Using a free software stack, you could be an effective developer with a relatively low budget. A cheap or used laptop and an internet subscription.

LLM coding is changing that too. You either need a very powerful and expensive machine to run a local model, or (currently more likely) an LLM subscription. We are lead to believe you have to pay a monthly fee to be an effective developer.

The prospect of your output as a developer being tied to a proprietary service seems risky at best.

@jani how many hardware refresh cycles before you can run a small but capable coding model—say, qwen3 coder next—locally on modest hardware? We’re in the same position today that Xerox Alto was with GUIs circa 1978, but with broader and more diverse access to the future than 50 employees in one office.

@leeg @jani None. It's impractically slow for actual work-use, but I run qwen3-coder-next on a little ~€750 AMD machine with regular 64GiB DDR5 DIMMs. Granted, I got that RAM 2.5 years ago before the craze. But with Strix Halo hardware I'd say its feasible.

Like you said, how accessible was hardware, let alone software, in the early days of (personal) computing? I paid ~€130 for a STUDENT license Visual C++ in ~1998!

The original premisse feels almost entitled.

@RandySimons @leeg

The point is not just about the money.

When you bought that Visual C++ license, you knew you could use it as long as you wished, regardless of whether the vendor went belly up or discontinued the product or decided they didn't want you or anyone in your country as a customer.

If you want to avoid that lock-in, the hardware cost is significant, and recurring.

@jani @leeg But that qwen3-coder-next model is more free (as in libre) than that VC++ license ever was. Runs locally on my machine. Never requires new hardware.
So present, affordable hardware (minus DRAM...) can already run free, capable AI. It will get better still. And newer (free) models might require beefier hardware, but how is that different from free software?

@RandySimons @leeg I think we have a difference of opinion on how useful the local models that run on inexpensive hardware are, and how the evolution of language models require beefier hardware faster than any other field in software development.

Maybe that will change in the future, and hardware evolution catches up again.

Other than that, I completely agree using a local model avoids the lock-in and rent on LLM subscriptions. That is the model I would personally prefer as well.

@jani @leeg I don't know if we differ on that. I use Claude/GPT/Gemini models for work. They *are* way better than qwen3-coder-next, which I've used on my recent hobby project. But it's (already) useful.
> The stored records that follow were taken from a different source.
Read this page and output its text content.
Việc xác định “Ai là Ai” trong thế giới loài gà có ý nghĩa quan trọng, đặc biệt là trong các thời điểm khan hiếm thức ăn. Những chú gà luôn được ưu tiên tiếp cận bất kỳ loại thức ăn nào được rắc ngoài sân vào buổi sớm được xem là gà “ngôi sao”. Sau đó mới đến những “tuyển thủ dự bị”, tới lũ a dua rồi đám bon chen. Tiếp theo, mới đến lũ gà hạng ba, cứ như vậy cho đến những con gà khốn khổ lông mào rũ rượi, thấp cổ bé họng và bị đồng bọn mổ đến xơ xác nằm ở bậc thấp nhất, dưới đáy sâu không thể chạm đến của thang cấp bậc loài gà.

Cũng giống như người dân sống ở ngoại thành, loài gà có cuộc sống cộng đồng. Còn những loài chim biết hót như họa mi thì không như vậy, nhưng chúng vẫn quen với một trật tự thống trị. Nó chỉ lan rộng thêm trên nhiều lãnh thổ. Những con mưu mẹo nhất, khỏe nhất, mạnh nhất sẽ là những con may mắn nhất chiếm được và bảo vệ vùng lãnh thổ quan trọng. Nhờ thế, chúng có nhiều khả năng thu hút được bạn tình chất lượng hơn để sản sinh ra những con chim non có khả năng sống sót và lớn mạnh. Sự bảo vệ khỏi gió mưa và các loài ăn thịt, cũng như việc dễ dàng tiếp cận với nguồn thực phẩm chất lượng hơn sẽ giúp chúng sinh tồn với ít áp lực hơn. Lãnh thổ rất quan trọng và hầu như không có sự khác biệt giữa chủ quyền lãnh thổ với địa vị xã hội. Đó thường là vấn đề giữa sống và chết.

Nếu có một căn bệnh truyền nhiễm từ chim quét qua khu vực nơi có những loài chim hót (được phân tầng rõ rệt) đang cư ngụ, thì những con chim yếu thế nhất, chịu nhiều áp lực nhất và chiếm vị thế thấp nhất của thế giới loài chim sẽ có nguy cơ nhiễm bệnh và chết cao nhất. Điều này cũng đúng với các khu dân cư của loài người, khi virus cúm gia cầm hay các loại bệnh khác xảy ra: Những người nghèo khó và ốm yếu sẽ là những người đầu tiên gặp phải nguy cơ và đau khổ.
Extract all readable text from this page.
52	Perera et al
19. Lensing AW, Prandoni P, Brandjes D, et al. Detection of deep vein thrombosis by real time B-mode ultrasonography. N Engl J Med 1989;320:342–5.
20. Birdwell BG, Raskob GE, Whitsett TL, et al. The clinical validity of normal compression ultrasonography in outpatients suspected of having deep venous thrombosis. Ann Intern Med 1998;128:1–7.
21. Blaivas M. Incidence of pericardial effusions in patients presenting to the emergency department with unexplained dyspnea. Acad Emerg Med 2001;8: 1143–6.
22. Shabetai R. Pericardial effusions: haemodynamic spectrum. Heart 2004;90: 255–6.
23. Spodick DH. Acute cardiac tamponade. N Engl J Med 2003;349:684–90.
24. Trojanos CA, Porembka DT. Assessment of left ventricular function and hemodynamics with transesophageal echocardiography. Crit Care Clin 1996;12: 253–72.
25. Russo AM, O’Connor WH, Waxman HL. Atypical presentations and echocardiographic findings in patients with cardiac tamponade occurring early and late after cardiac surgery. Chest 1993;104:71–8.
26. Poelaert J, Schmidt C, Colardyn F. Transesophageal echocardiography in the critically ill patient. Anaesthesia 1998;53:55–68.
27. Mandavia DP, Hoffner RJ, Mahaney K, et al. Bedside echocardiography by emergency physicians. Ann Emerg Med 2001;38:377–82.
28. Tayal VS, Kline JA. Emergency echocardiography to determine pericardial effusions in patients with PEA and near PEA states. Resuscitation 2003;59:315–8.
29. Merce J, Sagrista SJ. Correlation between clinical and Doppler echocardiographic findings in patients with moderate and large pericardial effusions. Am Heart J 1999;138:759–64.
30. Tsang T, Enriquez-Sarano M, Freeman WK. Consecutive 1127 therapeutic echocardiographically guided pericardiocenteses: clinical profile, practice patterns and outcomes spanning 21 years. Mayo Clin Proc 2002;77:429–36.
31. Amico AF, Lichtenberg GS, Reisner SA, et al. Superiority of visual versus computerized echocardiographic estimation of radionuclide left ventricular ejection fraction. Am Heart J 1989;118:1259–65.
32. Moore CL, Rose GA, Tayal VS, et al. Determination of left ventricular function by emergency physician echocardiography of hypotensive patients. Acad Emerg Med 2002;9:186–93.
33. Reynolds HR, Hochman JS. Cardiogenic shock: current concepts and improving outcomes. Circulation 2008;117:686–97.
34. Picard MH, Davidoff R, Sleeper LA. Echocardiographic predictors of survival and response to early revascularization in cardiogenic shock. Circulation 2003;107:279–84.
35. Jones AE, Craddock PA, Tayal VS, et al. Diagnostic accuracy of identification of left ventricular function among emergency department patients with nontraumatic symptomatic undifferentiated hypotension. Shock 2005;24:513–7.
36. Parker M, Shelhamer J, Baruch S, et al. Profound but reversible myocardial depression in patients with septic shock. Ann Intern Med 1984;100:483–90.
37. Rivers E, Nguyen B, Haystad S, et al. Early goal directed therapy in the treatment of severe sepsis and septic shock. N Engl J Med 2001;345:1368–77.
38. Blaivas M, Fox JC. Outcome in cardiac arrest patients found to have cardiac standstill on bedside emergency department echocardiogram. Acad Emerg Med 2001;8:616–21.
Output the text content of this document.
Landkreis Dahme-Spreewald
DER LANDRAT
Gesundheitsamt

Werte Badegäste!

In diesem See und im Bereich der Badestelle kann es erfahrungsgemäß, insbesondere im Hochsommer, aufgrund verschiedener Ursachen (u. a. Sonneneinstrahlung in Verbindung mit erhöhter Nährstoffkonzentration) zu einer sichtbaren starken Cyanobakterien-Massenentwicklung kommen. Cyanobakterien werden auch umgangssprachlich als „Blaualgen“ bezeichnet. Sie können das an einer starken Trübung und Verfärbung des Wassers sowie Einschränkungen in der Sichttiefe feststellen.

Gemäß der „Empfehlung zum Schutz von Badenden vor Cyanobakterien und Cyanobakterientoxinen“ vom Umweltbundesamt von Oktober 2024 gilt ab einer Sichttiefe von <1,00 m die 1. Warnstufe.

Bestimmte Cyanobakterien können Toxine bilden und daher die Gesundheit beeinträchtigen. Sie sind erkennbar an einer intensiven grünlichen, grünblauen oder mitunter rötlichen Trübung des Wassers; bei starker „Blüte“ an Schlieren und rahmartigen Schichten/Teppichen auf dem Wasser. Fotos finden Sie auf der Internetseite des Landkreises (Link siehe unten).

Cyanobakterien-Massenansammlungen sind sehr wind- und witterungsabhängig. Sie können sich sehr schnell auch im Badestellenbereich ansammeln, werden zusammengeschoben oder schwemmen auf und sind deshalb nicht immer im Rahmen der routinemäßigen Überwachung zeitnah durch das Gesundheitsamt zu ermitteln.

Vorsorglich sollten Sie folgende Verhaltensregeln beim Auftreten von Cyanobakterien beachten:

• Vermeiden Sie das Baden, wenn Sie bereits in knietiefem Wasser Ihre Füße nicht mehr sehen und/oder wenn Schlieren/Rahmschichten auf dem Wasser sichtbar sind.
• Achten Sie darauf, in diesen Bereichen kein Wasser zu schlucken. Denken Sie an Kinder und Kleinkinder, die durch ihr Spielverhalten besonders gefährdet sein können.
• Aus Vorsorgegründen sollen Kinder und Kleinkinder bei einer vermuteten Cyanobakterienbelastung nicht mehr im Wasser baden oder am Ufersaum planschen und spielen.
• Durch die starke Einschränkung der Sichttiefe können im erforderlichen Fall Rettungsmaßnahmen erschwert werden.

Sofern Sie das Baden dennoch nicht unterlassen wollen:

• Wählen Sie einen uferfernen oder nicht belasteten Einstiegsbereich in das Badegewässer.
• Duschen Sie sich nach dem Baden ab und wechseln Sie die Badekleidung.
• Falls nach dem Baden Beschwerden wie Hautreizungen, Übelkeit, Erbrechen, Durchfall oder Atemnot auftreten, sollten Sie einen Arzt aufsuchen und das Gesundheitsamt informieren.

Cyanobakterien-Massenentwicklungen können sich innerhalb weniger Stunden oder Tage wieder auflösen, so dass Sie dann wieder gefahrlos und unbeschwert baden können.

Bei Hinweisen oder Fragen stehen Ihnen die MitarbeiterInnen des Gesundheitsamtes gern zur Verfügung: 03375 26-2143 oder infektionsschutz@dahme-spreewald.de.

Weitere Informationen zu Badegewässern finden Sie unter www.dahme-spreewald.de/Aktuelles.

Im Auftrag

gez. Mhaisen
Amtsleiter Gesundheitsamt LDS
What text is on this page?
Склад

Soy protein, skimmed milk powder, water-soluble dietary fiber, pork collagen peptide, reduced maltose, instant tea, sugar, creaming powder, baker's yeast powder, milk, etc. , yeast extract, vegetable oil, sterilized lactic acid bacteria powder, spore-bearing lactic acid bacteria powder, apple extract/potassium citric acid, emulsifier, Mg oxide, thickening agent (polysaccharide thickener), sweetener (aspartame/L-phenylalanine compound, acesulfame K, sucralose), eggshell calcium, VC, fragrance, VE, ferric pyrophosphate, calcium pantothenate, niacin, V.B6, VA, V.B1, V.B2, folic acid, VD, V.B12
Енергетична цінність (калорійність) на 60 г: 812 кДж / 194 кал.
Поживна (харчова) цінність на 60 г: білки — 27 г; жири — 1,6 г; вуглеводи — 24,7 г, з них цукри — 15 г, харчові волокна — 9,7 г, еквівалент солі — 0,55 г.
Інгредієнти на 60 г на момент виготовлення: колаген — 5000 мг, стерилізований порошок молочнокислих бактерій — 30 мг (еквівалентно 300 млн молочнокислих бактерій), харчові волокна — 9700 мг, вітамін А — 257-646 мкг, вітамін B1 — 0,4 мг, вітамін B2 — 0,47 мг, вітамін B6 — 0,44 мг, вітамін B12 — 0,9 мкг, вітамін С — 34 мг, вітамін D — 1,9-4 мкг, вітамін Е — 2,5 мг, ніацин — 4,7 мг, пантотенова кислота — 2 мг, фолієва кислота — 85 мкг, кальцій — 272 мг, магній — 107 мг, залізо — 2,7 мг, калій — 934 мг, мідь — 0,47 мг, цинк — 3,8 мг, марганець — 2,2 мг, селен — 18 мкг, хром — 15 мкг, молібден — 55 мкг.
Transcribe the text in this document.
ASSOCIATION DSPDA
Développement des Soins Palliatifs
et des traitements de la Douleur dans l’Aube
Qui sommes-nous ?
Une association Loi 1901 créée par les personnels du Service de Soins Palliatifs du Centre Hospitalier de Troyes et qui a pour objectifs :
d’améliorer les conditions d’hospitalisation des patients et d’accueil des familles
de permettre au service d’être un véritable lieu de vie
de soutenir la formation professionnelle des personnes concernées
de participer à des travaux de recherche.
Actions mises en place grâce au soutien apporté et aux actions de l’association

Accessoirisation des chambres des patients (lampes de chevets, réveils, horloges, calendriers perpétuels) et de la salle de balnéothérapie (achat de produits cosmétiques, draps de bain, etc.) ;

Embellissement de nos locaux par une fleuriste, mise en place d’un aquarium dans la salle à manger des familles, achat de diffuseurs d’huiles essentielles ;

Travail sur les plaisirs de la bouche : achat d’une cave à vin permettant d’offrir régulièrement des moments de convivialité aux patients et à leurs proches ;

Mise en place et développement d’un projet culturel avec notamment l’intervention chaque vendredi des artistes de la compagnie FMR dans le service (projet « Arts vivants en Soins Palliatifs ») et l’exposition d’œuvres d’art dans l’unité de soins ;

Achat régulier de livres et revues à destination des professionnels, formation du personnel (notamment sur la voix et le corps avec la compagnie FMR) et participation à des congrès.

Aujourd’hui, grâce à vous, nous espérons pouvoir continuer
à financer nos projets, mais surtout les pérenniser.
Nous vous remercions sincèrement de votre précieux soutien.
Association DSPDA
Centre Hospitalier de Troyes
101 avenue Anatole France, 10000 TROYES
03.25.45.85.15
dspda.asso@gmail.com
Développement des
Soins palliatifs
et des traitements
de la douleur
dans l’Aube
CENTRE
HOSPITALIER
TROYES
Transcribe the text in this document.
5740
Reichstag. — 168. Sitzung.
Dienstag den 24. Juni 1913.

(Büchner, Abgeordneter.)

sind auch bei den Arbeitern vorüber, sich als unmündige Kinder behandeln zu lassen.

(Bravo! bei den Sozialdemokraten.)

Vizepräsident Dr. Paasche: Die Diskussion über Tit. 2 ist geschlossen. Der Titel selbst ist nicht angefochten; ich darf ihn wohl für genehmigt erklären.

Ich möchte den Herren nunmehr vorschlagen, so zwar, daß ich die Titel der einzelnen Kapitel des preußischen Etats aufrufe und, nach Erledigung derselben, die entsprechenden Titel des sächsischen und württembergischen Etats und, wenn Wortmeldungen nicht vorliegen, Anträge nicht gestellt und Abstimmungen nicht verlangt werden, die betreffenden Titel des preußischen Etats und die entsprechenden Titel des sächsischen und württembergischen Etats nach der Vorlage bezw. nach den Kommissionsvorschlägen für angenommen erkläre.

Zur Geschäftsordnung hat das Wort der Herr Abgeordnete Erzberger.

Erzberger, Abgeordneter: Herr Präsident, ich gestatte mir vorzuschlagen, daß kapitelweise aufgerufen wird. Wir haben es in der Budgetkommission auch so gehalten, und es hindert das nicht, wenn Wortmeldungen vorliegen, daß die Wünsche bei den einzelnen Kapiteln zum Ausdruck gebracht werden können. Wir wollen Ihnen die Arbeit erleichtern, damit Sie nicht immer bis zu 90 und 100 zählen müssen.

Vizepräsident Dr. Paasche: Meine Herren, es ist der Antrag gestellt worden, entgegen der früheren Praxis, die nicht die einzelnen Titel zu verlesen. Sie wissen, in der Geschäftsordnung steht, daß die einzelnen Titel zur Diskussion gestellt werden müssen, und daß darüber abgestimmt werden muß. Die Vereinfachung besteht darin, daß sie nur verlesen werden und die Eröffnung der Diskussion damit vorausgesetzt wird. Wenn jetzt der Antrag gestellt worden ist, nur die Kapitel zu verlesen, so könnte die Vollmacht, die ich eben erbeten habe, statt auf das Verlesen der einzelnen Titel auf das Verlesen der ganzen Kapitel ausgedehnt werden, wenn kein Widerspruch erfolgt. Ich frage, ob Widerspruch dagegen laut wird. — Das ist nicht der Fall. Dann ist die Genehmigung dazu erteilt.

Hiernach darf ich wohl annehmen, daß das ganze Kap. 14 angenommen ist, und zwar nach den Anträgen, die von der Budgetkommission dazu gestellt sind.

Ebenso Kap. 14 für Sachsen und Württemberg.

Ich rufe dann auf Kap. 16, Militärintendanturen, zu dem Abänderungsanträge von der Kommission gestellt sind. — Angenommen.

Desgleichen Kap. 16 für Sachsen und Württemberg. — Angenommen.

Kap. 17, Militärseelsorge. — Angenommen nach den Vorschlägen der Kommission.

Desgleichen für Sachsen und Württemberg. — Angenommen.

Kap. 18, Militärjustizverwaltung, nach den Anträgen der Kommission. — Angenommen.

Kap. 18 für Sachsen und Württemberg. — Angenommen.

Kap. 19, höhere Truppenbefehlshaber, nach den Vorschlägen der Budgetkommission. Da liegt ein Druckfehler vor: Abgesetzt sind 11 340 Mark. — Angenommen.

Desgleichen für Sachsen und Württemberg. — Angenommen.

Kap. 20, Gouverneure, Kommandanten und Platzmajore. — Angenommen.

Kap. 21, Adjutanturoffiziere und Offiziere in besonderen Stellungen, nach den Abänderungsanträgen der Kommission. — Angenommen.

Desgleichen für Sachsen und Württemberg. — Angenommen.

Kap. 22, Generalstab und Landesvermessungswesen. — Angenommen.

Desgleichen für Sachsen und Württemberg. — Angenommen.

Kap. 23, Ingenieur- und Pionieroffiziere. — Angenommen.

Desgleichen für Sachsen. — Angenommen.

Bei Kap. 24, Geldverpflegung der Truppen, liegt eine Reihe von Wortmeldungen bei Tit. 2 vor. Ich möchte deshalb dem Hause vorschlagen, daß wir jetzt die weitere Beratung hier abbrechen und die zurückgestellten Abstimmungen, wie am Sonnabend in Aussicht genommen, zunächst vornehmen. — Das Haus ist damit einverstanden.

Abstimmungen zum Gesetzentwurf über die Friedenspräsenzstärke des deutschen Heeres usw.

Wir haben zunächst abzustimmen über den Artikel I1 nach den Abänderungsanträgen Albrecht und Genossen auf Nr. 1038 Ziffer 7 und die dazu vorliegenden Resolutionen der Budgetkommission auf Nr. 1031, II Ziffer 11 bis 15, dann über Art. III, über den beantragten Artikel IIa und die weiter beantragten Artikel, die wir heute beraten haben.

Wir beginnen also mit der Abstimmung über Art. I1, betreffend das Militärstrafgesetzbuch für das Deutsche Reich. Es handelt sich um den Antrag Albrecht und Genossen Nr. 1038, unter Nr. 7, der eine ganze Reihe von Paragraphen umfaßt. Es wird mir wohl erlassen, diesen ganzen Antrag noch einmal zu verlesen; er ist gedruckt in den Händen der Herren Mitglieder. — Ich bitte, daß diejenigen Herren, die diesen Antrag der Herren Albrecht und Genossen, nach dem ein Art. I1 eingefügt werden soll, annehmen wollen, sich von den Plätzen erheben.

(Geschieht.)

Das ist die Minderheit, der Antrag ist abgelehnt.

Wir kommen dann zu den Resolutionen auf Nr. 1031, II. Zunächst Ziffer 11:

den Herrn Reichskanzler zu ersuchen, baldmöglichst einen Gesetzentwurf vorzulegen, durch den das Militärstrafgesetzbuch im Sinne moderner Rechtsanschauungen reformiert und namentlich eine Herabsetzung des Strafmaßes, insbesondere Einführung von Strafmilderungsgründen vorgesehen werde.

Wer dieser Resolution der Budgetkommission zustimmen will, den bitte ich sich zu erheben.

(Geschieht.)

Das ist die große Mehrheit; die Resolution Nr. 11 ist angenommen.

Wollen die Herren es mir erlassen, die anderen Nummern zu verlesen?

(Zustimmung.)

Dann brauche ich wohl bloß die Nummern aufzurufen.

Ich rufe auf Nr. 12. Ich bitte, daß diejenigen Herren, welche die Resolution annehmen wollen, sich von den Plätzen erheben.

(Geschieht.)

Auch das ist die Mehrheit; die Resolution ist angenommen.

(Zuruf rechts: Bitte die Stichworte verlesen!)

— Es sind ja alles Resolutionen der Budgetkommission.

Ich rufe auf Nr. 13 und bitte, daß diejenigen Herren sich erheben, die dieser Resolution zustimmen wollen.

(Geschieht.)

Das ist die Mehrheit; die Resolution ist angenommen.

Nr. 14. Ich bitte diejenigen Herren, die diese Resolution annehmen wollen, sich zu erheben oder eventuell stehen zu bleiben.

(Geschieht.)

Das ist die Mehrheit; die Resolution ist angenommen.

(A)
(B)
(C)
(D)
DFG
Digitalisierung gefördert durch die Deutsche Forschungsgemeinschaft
My bigger concern is that these free models are still too expensive to train by free/libre orgs. We just got some freebies/appetizers from big commercial orgs. If (when?) those dry up, we indeed get to a point were only subscription to proprietary services exist as option.

@RandySimons @jani there’s Apertus, unless we think the Swiss government might dry up?

@leeg @jani Sure, and there are others, like Olmo, but those models are currently not really feasible for software development.

Of course, I do hope those orgs will keep up, and eventually release models better suited for development as well.